Kemudian, jika akhirnya nanti Tapera juga diwajibkan untuk semua kalangan khususnya Masyarakat Berpenghasilan Rendah (MBR), maka baik yang sudah punya rumah maupun belum punya akan dikenakan potongan yang sama. Bagi mereka yang telah punya rumah, tentu mereka bisa tetap mengajukan pinjaman untuk merenovasi.  Pinjaman ini lewat bank. Meskipun penawaran suku bunganya rendah, tetap yang diuntungkan pihak tertentu. Mereka para kapitalis. Situasi semacam ini pastilah membebani dompet rakyat. Beginilah jika aturan dibuat sesuai kebutuhan dan kepentingan. Atas nama kesejahteraan rakyat, justru mereka yang dikorbankan. Sudahlah harus membayar pajak A-Z, ditambah Tapera yang belum ada kepastiannya menguntungkan rakyat.

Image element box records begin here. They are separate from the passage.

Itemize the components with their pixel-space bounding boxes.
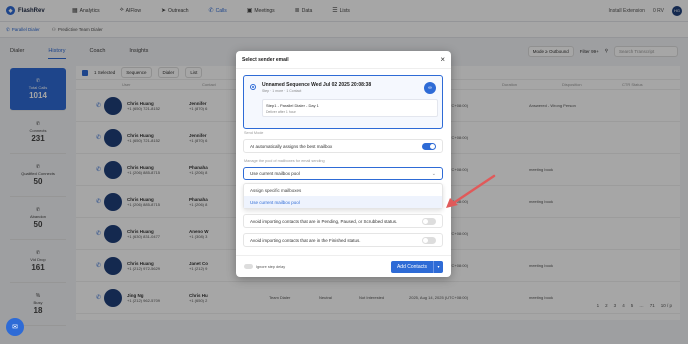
avoid-finished-row: Avoid importing contacts that are in the… [243, 233, 443, 247]
option-use-current-pool[interactable]: Use current mailbox pool [244, 196, 442, 208]
sequence-title: Unnamed Sequence Wed Jul 02 2025 20:08:3… [262, 82, 372, 88]
mailbox-pool-value: Use current mailbox pool [250, 171, 300, 176]
avoid-pending-row: Avoid importing contacts that are in Pen… [243, 214, 443, 228]
close-icon[interactable]: × [440, 55, 445, 64]
step-subtitle: Deliver after 1 hour [266, 110, 296, 114]
chevron-down-icon[interactable]: ▾ [433, 260, 443, 273]
mailbox-pool-dropdown: Assign specific mailboxes Use current ma… [243, 183, 443, 209]
ai-assign-label: AI automatically assigns the best mailbo… [250, 143, 333, 149]
step-card: Step1 - Parallel Dialer - Day 1 Deliver … [262, 99, 438, 117]
pool-label: Manage the pool of mailboxes for email s… [244, 159, 325, 163]
add-contacts-button[interactable]: Add Contacts [390, 260, 433, 273]
ignore-step-delay[interactable]: Ignore step delay [244, 264, 285, 269]
sequence-radio[interactable] [250, 84, 256, 90]
avoid-finished-toggle[interactable] [422, 236, 436, 244]
chevron-down-icon: ⌄ [431, 170, 436, 177]
ignore-step-delay-label: Ignore step delay [256, 264, 286, 269]
sequence-icon: ∞ [424, 82, 436, 94]
modal-footer: Ignore step delay Add Contacts ▾ [236, 255, 451, 277]
mailbox-pool-select[interactable]: Use current mailbox pool ⌄ [243, 167, 443, 180]
sequence-meta: Step · 1 more · 1 Contact [262, 89, 302, 93]
step-title: Step1 - Parallel Dialer - Day 1 [266, 103, 319, 108]
avoid-pending-toggle[interactable] [422, 217, 436, 225]
modal-header: Select sender email × [236, 51, 451, 69]
annotation-arrow [446, 174, 496, 208]
modal-title: Select sender email [242, 56, 289, 63]
send-mode-label: Send Mode [244, 131, 264, 135]
sequence-card[interactable]: Unnamed Sequence Wed Jul 02 2025 20:08:3… [243, 75, 443, 129]
avoid-finished-label: Avoid importing contacts that are in the… [250, 237, 361, 243]
ai-assign-toggle[interactable] [422, 142, 436, 150]
select-sender-email-modal: Select sender email × Unnamed Sequence W… [236, 51, 451, 277]
add-contacts-button-group: Add Contacts ▾ [390, 260, 443, 273]
ignore-step-delay-toggle[interactable] [244, 264, 253, 269]
avoid-pending-label: Avoid importing contacts that are in Pen… [250, 218, 398, 224]
ai-assign-row: AI automatically assigns the best mailbo… [243, 139, 443, 153]
option-assign-specific[interactable]: Assign specific mailboxes [244, 184, 442, 196]
chat-support-icon[interactable]: ✉ [6, 318, 24, 336]
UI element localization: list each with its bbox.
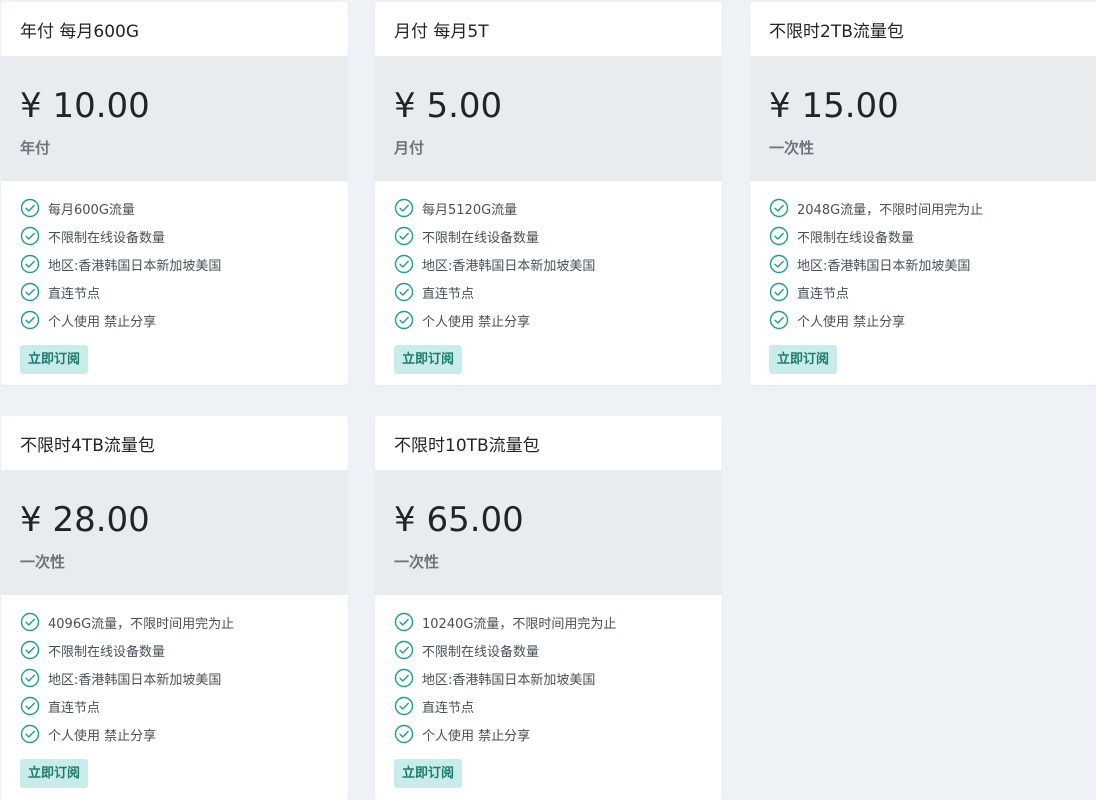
feature-item: 地区:香港韩国日本新加坡美国 (394, 664, 703, 692)
feature-item: 个人使用 禁止分享 (769, 306, 1077, 334)
feature-item: 每月5120G流量 (394, 194, 703, 222)
check-circle-icon (20, 198, 40, 218)
check-circle-icon (20, 226, 40, 246)
plan-price: ¥ 10.00 (20, 86, 150, 126)
feature-item: 直连节点 (394, 278, 703, 306)
feature-list: 2048G流量，不限时间用完为止 不限制在线设备数量 地区:香港韩国日本新加坡美… (750, 181, 1096, 334)
check-circle-icon (394, 640, 414, 660)
plan-grid: 年付 每月600G ¥ 10.00 年付 每月600G流量 不限制在线设备数量 … (0, 0, 1096, 800)
plan-price: ¥ 15.00 (769, 86, 899, 126)
check-circle-icon (769, 254, 789, 274)
feature-item: 10240G流量，不限时间用完为止 (394, 608, 703, 636)
plan-title: 月付 每月5T (394, 21, 489, 42)
plan-card: 不限时4TB流量包 ¥ 28.00 一次性 4096G流量，不限时间用完为止 不… (1, 416, 348, 800)
feature-item: 地区:香港韩国日本新加坡美国 (20, 250, 329, 278)
plan-period: 一次性 (20, 553, 66, 571)
subscribe-button[interactable]: 立即订阅 (394, 759, 463, 788)
check-circle-icon (394, 612, 414, 632)
check-circle-icon (394, 668, 414, 688)
feature-item: 不限制在线设备数量 (394, 222, 703, 250)
plan-price: ¥ 28.00 (20, 500, 150, 540)
feature-item: 不限制在线设备数量 (769, 222, 1077, 250)
feature-item: 地区:香港韩国日本新加坡美国 (769, 250, 1077, 278)
feature-item: 直连节点 (769, 278, 1077, 306)
feature-item: 每月600G流量 (20, 194, 329, 222)
check-circle-icon (394, 696, 414, 716)
check-circle-icon (394, 226, 414, 246)
check-circle-icon (20, 696, 40, 716)
plan-card: 年付 每月600G ¥ 10.00 年付 每月600G流量 不限制在线设备数量 … (1, 2, 348, 385)
plan-card: 不限时10TB流量包 ¥ 65.00 一次性 10240G流量，不限时间用完为止… (375, 416, 722, 800)
check-circle-icon (769, 282, 789, 302)
feature-list: 每月600G流量 不限制在线设备数量 地区:香港韩国日本新加坡美国 直连节点 个… (1, 181, 348, 334)
check-circle-icon (20, 668, 40, 688)
plan-period: 月付 (394, 139, 425, 157)
feature-item: 直连节点 (20, 692, 329, 720)
feature-list: 每月5120G流量 不限制在线设备数量 地区:香港韩国日本新加坡美国 直连节点 … (375, 181, 722, 334)
feature-list: 10240G流量，不限时间用完为止 不限制在线设备数量 地区:香港韩国日本新加坡… (375, 595, 722, 748)
check-circle-icon (20, 612, 40, 632)
check-circle-icon (394, 310, 414, 330)
subscribe-button[interactable]: 立即订阅 (769, 345, 838, 374)
feature-item: 2048G流量，不限时间用完为止 (769, 194, 1077, 222)
plan-period: 一次性 (394, 553, 440, 571)
check-circle-icon (394, 254, 414, 274)
feature-item: 不限制在线设备数量 (394, 636, 703, 664)
check-circle-icon (769, 226, 789, 246)
feature-item: 个人使用 禁止分享 (20, 306, 329, 334)
feature-item: 4096G流量，不限时间用完为止 (20, 608, 329, 636)
plan-title: 不限时4TB流量包 (20, 435, 155, 456)
plan-card: 不限时2TB流量包 ¥ 15.00 一次性 2048G流量，不限时间用完为止 不… (750, 2, 1096, 385)
check-circle-icon (394, 724, 414, 744)
check-circle-icon (394, 282, 414, 302)
feature-item: 地区:香港韩国日本新加坡美国 (394, 250, 703, 278)
price-block: ¥ 5.00 月付 (375, 56, 722, 181)
check-circle-icon (20, 724, 40, 744)
price-block: ¥ 15.00 一次性 (750, 56, 1096, 181)
price-block: ¥ 10.00 年付 (1, 56, 348, 181)
feature-item: 个人使用 禁止分享 (394, 306, 703, 334)
feature-item: 个人使用 禁止分享 (394, 720, 703, 748)
feature-list: 4096G流量，不限时间用完为止 不限制在线设备数量 地区:香港韩国日本新加坡美… (1, 595, 348, 748)
price-block: ¥ 65.00 一次性 (375, 470, 722, 595)
plan-title: 不限时10TB流量包 (394, 435, 540, 456)
subscribe-button[interactable]: 立即订阅 (20, 345, 89, 374)
check-circle-icon (769, 198, 789, 218)
feature-item: 个人使用 禁止分享 (20, 720, 329, 748)
check-circle-icon (20, 282, 40, 302)
price-block: ¥ 28.00 一次性 (1, 470, 348, 595)
feature-item: 直连节点 (20, 278, 329, 306)
check-circle-icon (20, 310, 40, 330)
feature-item: 不限制在线设备数量 (20, 222, 329, 250)
subscribe-button[interactable]: 立即订阅 (20, 759, 89, 788)
check-circle-icon (394, 198, 414, 218)
plan-price: ¥ 65.00 (394, 500, 524, 540)
feature-item: 直连节点 (394, 692, 703, 720)
plan-period: 年付 (20, 139, 51, 157)
check-circle-icon (769, 310, 789, 330)
check-circle-icon (20, 640, 40, 660)
check-circle-icon (20, 254, 40, 274)
plan-period: 一次性 (769, 139, 815, 157)
plan-title: 不限时2TB流量包 (769, 21, 904, 42)
plan-card: 月付 每月5T ¥ 5.00 月付 每月5120G流量 不限制在线设备数量 地区… (375, 2, 722, 385)
feature-item: 不限制在线设备数量 (20, 636, 329, 664)
plan-price: ¥ 5.00 (394, 86, 503, 126)
plan-title: 年付 每月600G (20, 21, 140, 42)
subscribe-button[interactable]: 立即订阅 (394, 345, 463, 374)
feature-item: 地区:香港韩国日本新加坡美国 (20, 664, 329, 692)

Nah, ini semua merupakan kerusakan sistemik, maka perlu yang namanya perubahan atau solusi atas berbagi masalah negri yang dilakukan secara sistemik. Sudah saatnya kita akhiri Yaitu kembali kepada sistem islam. Karna Islam menjadikan pemimpin untuk meriayah urusan rakyat. Amanah itu harus dijalankan karena tanggungannya dunia dan akhirat. Mereka akan mengelola keuangan sesuai dengan pandangan Islam. Tak akan benari bermain-main dengan riba. Apalagi menjerumuskan rakyatnya pada dosa besar itu. Pemimpin yang beriman akan mencari uang dengan cara halal. Ia akan mendapatkan pemasukan utama dari mengelola SDA yang ada. Dari fa’i dan kharaj seperti ghanimah, jizyah, kharaj, fa’i, status kepemilikan tanah, dan dharibah. Bukan hanya dengan mengandalkan pajak dan pungutan lainnya. Semua itu dilakukan semata-mata dorongan Taqwallah tidak dengan kekuasaan dan kepentingan individu maupun kelompok tertentu. Sehingga masyarakat didalam sistem Islam akan merasakan rahmat dari langit dan bumi.